JAKARTA – Menteri ESDM Bahlil Lahadalia berencana menertibkan penyaluran BBM bersubsidi jenis solar. Penertiban pemakaian solar bersubsidi diadakan khusus bagi industri.
Rencana itu diungkapkan Bahlil ketika membuka Rapat Kerja Nasional (Rakernas) Partai Golkar dalam Kantor DPP Golkar, DKI Jakarta Barar, Hari Sabtu (8/2/2025).
“Habis ini saya tertibkan lagi Bapak-Ibu semua, saya tertibkan lagi adalah BBM solar subsidi dipakai untuk industri,” kata Bahlil pada sambutannya.
Bahlil memperkirakan, kebijakan menertibkan pemakaian solar akan memunculkan polemik seperti gas elpiji 3 kilogram (Kg).
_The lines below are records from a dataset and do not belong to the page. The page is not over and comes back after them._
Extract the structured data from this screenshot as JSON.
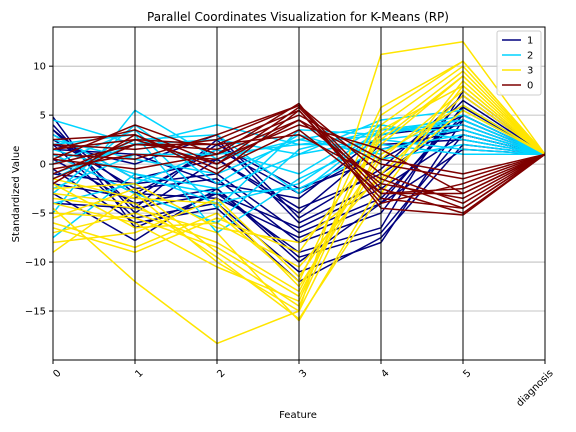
{
  "chart_data": {
    "type": "line",
    "subtype": "parallel-coordinates",
    "title": "Parallel Coordinates Visualization for K-Means (RP)",
    "xlabel": "Feature",
    "ylabel": "Standardized Value",
    "categories": [
      "0",
      "1",
      "2",
      "3",
      "4",
      "5",
      "diagnosis"
    ],
    "ylim": [
      -20,
      14
    ],
    "yticks": [
      -15,
      -10,
      -5,
      0,
      5,
      10
    ],
    "ytick_labels": [
      "−15",
      "−10",
      "−5",
      "0",
      "5",
      "10"
    ],
    "grid": "horizontal and vertical (vertical lines at each feature in black)",
    "legend": {
      "placement": "top-right",
      "entries": [
        {
          "label": "1",
          "color": "#00007f"
        },
        {
          "label": "2",
          "color": "#00d4ff"
        },
        {
          "label": "3",
          "color": "#ffe500"
        },
        {
          "label": "0",
          "color": "#7f0000"
        }
      ]
    },
    "series": [
      {
        "name": "1",
        "color": "#00007f",
        "lines": [
          [
            4.8,
            -6.5,
            -3.0,
            -9.0,
            -6.5,
            7.5,
            1.0
          ],
          [
            3.5,
            -4.5,
            2.5,
            -6.0,
            -2.0,
            6.5,
            1.0
          ],
          [
            2.0,
            -5.5,
            -4.0,
            -11.0,
            -8.0,
            4.5,
            1.0
          ],
          [
            1.0,
            -3.0,
            1.5,
            -3.0,
            1.5,
            3.5,
            1.0
          ],
          [
            -1.0,
            -2.0,
            -1.0,
            -7.0,
            -3.5,
            5.0,
            1.0
          ],
          [
            -3.0,
            -7.8,
            -2.5,
            -10.0,
            -4.0,
            5.8,
            1.0
          ],
          [
            3.0,
            -1.5,
            0.5,
            -5.0,
            2.0,
            2.5,
            1.0
          ],
          [
            0.5,
            -4.0,
            -2.5,
            -9.5,
            -7.0,
            3.0,
            1.0
          ],
          [
            -2.0,
            -3.5,
            2.0,
            -2.5,
            0.5,
            5.0,
            1.0
          ],
          [
            2.5,
            -2.5,
            -1.5,
            -8.0,
            -5.0,
            6.0,
            1.0
          ],
          [
            4.0,
            -5.0,
            0.5,
            -4.5,
            -1.0,
            4.5,
            1.0
          ],
          [
            -4.0,
            -4.5,
            -3.0,
            -6.5,
            -2.5,
            3.0,
            1.0
          ],
          [
            1.5,
            1.0,
            -2.0,
            -3.5,
            3.0,
            4.0,
            1.0
          ],
          [
            -0.5,
            -6.0,
            -4.5,
            -12.0,
            -7.5,
            2.0,
            1.0
          ],
          [
            2.0,
            0.0,
            3.0,
            -5.5,
            -0.5,
            7.0,
            1.0
          ],
          [
            3.5,
            -3.0,
            -3.5,
            -7.5,
            -4.0,
            1.5,
            1.0
          ]
        ]
      },
      {
        "name": "2",
        "color": "#00d4ff",
        "lines": [
          [
            -7.5,
            -1.0,
            -4.0,
            -2.0,
            3.5,
            4.5,
            1.0
          ],
          [
            -5.0,
            5.5,
            0.5,
            2.5,
            4.0,
            2.5,
            1.0
          ],
          [
            4.5,
            2.0,
            4.0,
            2.0,
            3.0,
            5.0,
            1.0
          ],
          [
            2.0,
            3.0,
            -7.0,
            -1.5,
            2.5,
            3.5,
            1.0
          ],
          [
            -3.0,
            4.0,
            -2.0,
            3.0,
            0.5,
            2.0,
            1.0
          ],
          [
            1.0,
            -3.0,
            -6.0,
            1.5,
            3.5,
            4.0,
            1.0
          ],
          [
            -1.0,
            2.0,
            2.5,
            1.0,
            4.5,
            5.5,
            1.0
          ],
          [
            3.0,
            -1.5,
            -3.0,
            -2.5,
            1.5,
            3.0,
            1.0
          ],
          [
            -2.5,
            1.0,
            1.0,
            2.0,
            2.0,
            1.0,
            1.0
          ],
          [
            0.0,
            3.5,
            -4.5,
            3.5,
            3.0,
            4.5,
            1.0
          ],
          [
            -4.0,
            -2.0,
            1.5,
            -1.0,
            4.0,
            2.5,
            1.0
          ],
          [
            2.5,
            0.5,
            -1.0,
            2.5,
            1.0,
            6.0,
            1.0
          ],
          [
            -1.5,
            2.5,
            3.0,
            -3.0,
            3.5,
            3.5,
            1.0
          ],
          [
            1.5,
            -1.0,
            -2.5,
            1.0,
            2.5,
            1.5,
            1.0
          ]
        ]
      },
      {
        "name": "3",
        "color": "#ffe500",
        "lines": [
          [
            -9.0,
            -3.0,
            -10.0,
            -15.0,
            11.2,
            12.5,
            1.0
          ],
          [
            -6.0,
            -8.5,
            -5.0,
            -12.0,
            5.8,
            10.5,
            1.0
          ],
          [
            -4.5,
            -12.0,
            -18.3,
            -15.0,
            2.0,
            9.0,
            1.0
          ],
          [
            -3.0,
            -4.0,
            -9.5,
            -15.8,
            -3.0,
            8.0,
            1.0
          ],
          [
            -7.0,
            -5.0,
            -8.0,
            -13.0,
            3.0,
            9.5,
            1.0
          ],
          [
            -2.0,
            -6.5,
            -6.0,
            -10.5,
            -1.0,
            7.0,
            1.0
          ],
          [
            -5.5,
            -2.5,
            -9.0,
            -14.5,
            4.0,
            10.0,
            1.0
          ],
          [
            -8.0,
            -7.0,
            -3.5,
            -11.5,
            1.0,
            6.0,
            1.0
          ],
          [
            -3.5,
            -4.5,
            -7.0,
            -16.0,
            -2.0,
            8.5,
            1.0
          ],
          [
            -6.5,
            -9.0,
            -5.5,
            -9.0,
            2.5,
            9.0,
            1.0
          ],
          [
            -1.5,
            -3.5,
            -4.0,
            -12.5,
            0.5,
            7.5,
            1.0
          ],
          [
            -4.0,
            -6.0,
            -10.5,
            -14.0,
            5.0,
            10.5,
            1.0
          ],
          [
            -2.5,
            -2.0,
            -6.5,
            -8.0,
            -1.5,
            5.5,
            1.0
          ],
          [
            -5.0,
            -5.5,
            -8.5,
            -13.5,
            3.5,
            8.0,
            1.0
          ]
        ]
      },
      {
        "name": "0",
        "color": "#7f0000",
        "lines": [
          [
            0.5,
            4.0,
            1.0,
            6.2,
            -4.5,
            -5.2,
            1.0
          ],
          [
            -1.0,
            2.5,
            2.0,
            5.5,
            -3.5,
            -4.5,
            1.0
          ],
          [
            1.5,
            3.5,
            0.0,
            4.5,
            -2.0,
            -3.5,
            1.0
          ],
          [
            2.0,
            1.5,
            2.5,
            6.0,
            -1.0,
            -4.0,
            1.0
          ],
          [
            -2.0,
            3.0,
            -0.5,
            3.5,
            -3.0,
            -2.5,
            1.0
          ],
          [
            0.0,
            2.0,
            1.5,
            5.0,
            0.5,
            -1.0,
            1.0
          ],
          [
            1.0,
            0.5,
            3.0,
            6.0,
            -2.5,
            -5.0,
            1.0
          ],
          [
            -0.5,
            1.0,
            0.5,
            4.0,
            1.5,
            -3.0,
            1.0
          ],
          [
            2.5,
            3.0,
            -1.0,
            5.5,
            -4.0,
            -2.0,
            1.0
          ],
          [
            -1.5,
            2.0,
            2.0,
            3.0,
            -1.5,
            -4.5,
            1.0
          ],
          [
            0.5,
            -0.5,
            1.0,
            4.5,
            0.0,
            -1.5,
            1.0
          ],
          [
            1.5,
            2.5,
            0.0,
            5.8,
            -3.0,
            -3.0,
            1.0
          ]
        ]
      }
    ]
  }
}
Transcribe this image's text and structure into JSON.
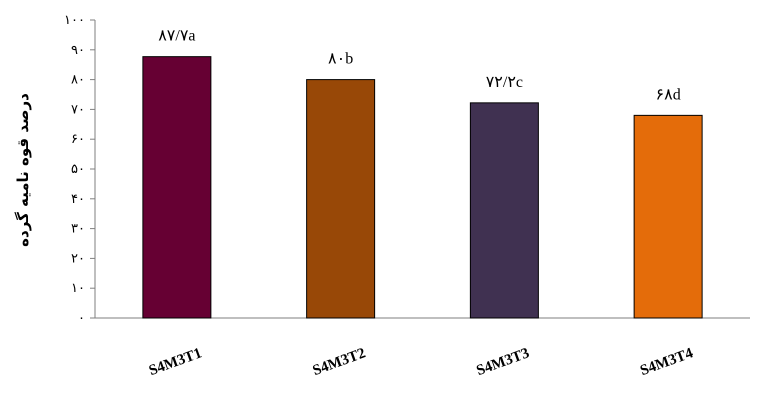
{
  "chart_data": {
    "type": "bar",
    "categories": [
      "S4M3T1",
      "S4M3T2",
      "S4M3T3",
      "S4M3T4"
    ],
    "values": [
      87.7,
      80,
      72.2,
      68
    ],
    "data_labels": [
      "۸۷/۷a",
      "۸۰b",
      "۷۲/۲c",
      "۶۸d"
    ],
    "colors": [
      "#660033",
      "#984807",
      "#403151",
      "#E46C0A"
    ],
    "title": "",
    "xlabel": "",
    "ylabel": "درصد قوه نامیه گرده",
    "ylim": [
      0,
      100
    ],
    "yticks": [
      0,
      10,
      20,
      30,
      40,
      50,
      60,
      70,
      80,
      90,
      100
    ],
    "ytick_labels": [
      "۰",
      "۱۰",
      "۲۰",
      "۳۰",
      "۴۰",
      "۵۰",
      "۶۰",
      "۷۰",
      "۸۰",
      "۹۰",
      "۱۰۰"
    ],
    "grid": false,
    "legend": "none"
  }
}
Namun, ia siap dengan polemik yang dimaksud akan terjadi.
“Saya tahu ini pemainnya pasti akan ribut lagi, tetapi nggak apa-apa. Kita sebagai orang timur, sekali layar berkembang, pantang surut untuk balik. Ini adalah untuk kebaikan rakyat Bapak-Ibu semua,” terang Bahlil.
Ketua Umum Partai Golkar itu menghadirkan para kadernya memperkuat kebijakan tersebut. Menurut dia, pengaturan ulang subsidi dalam bidang energi menjadi upaya penting untuk menjamin hak-hak rakyat.
“Dan inilah kesempatan kita Partai Golkar untuk memperjuangkan apa yang menjadi hak-hak rakyat yang tersebut sesungguhnya itu,” ujarnya.
“Sudah tentu di implementasinya 100% tidak ada ada yang cukup. Mana ada kegiatan dari masyarakat dunia yang tersebut 100% cukup,” kata Bahlil.